Your declared state of residency is your primary state of residence where your permanent and principal home is located. Proof of your primary state of residence can be found on the following documentation:

  • A driver’s license with a home address
  • Voter registration card displaying a home address
  • Federal income tax return declaring the primary state of residence
  • W2 from US Government or any bureau, division or agency thereof indicating the
    declared state of residence

What if I was licensed in Florida before Florida joined the eNLC?

Florida RNs and LPNs will be able to start applying on January 19th to convert to a multi-state
license and must meet the following requirements.

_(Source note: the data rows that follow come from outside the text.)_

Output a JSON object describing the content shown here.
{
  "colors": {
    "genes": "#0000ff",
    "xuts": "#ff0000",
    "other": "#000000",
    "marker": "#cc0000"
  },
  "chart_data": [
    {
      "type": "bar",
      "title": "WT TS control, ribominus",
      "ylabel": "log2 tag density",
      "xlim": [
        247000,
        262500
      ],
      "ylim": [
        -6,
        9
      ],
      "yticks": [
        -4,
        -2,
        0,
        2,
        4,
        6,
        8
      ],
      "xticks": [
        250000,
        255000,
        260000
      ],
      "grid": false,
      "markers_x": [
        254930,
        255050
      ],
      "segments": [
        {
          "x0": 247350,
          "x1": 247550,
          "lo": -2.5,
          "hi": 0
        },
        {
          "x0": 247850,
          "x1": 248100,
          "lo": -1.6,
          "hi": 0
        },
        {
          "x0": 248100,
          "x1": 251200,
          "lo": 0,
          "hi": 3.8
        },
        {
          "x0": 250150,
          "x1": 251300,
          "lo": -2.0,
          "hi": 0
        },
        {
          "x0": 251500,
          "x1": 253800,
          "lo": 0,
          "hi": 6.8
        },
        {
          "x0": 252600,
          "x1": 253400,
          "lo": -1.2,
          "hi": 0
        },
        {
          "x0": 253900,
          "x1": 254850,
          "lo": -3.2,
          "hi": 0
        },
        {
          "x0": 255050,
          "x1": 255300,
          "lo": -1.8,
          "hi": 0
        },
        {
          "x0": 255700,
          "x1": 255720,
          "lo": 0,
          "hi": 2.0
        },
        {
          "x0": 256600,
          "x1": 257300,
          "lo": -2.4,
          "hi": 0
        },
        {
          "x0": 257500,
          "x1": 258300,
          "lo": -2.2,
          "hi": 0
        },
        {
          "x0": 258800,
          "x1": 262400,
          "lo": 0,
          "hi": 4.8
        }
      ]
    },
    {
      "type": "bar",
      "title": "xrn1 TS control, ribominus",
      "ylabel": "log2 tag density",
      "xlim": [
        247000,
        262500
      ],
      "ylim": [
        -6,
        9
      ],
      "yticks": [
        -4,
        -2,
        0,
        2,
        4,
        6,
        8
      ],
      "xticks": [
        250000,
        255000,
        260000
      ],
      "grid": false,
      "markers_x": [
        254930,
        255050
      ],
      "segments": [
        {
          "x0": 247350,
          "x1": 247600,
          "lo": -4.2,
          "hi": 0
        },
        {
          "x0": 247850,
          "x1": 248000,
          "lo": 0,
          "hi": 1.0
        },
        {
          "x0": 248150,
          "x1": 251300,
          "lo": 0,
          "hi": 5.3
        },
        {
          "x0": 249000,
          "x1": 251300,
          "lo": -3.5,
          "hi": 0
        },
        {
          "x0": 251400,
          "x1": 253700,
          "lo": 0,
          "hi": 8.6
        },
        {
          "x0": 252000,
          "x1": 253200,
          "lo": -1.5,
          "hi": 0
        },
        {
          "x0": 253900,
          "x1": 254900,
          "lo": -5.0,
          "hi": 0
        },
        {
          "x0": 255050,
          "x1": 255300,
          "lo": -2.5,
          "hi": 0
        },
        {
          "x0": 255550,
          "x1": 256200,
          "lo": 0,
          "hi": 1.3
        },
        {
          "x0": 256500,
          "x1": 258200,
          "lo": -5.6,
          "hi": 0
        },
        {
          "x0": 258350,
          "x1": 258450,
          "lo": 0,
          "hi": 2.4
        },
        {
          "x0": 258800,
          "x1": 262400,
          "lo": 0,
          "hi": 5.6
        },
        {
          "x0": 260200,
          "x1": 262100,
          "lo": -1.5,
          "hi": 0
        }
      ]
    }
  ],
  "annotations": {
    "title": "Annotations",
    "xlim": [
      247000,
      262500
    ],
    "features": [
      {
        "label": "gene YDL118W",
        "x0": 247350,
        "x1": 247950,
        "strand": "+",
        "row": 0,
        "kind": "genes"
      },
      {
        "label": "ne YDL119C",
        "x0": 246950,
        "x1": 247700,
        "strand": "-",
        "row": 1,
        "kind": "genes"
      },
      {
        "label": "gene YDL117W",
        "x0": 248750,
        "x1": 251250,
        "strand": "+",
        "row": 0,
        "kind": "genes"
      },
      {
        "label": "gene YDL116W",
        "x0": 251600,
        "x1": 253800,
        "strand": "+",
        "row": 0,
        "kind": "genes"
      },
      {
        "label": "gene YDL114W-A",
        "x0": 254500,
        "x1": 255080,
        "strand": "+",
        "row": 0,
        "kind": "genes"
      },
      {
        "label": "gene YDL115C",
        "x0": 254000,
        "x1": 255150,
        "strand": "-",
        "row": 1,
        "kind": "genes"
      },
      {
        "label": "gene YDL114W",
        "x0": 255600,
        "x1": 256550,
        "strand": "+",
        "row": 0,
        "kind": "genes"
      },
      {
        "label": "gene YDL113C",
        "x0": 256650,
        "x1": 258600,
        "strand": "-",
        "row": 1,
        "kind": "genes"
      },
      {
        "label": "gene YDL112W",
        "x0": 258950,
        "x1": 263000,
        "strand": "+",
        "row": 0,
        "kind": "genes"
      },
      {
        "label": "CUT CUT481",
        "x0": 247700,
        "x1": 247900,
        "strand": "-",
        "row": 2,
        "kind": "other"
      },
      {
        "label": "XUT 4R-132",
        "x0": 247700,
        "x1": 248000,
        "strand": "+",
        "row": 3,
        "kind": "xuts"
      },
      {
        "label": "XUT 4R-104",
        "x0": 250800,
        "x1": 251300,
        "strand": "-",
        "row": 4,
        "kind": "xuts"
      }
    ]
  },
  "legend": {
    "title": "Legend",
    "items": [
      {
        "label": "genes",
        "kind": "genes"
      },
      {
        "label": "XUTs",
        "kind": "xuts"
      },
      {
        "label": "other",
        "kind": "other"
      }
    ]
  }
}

  • Have a current, Clear, Active license
  • Graduated from a qualifying education program (or graduated from a foreign program verified by independent credentials review agency)
  • Pass the NCLEX exam
  • Have no active discipline on a license
  • Submit to a federal criminal background check
  • Have no felony conviction
  • Not currently enrolled in an alternative to discipline program (i.e. IPN)
  • Have a valid U. S. Social Security number

What if I move to another state?

  • Moving between 2 party states- obtain license from the new home state; license from the former home state is no longer valid.
  • Moving from a nonparty state to a party state- obtain license from the new home state; license from the non-compact state is not affected and remains in full force.
  • Moving from a party state to a nonparty state- license issued by the prior home state converts to a single state license “valid only in___”.

Which professions are eligible to obtain a multi-state license under the eNLC?

The eNLC is only for RN and LPN licenses, not any ARNP (Advanced Registered Nurse Practitioners).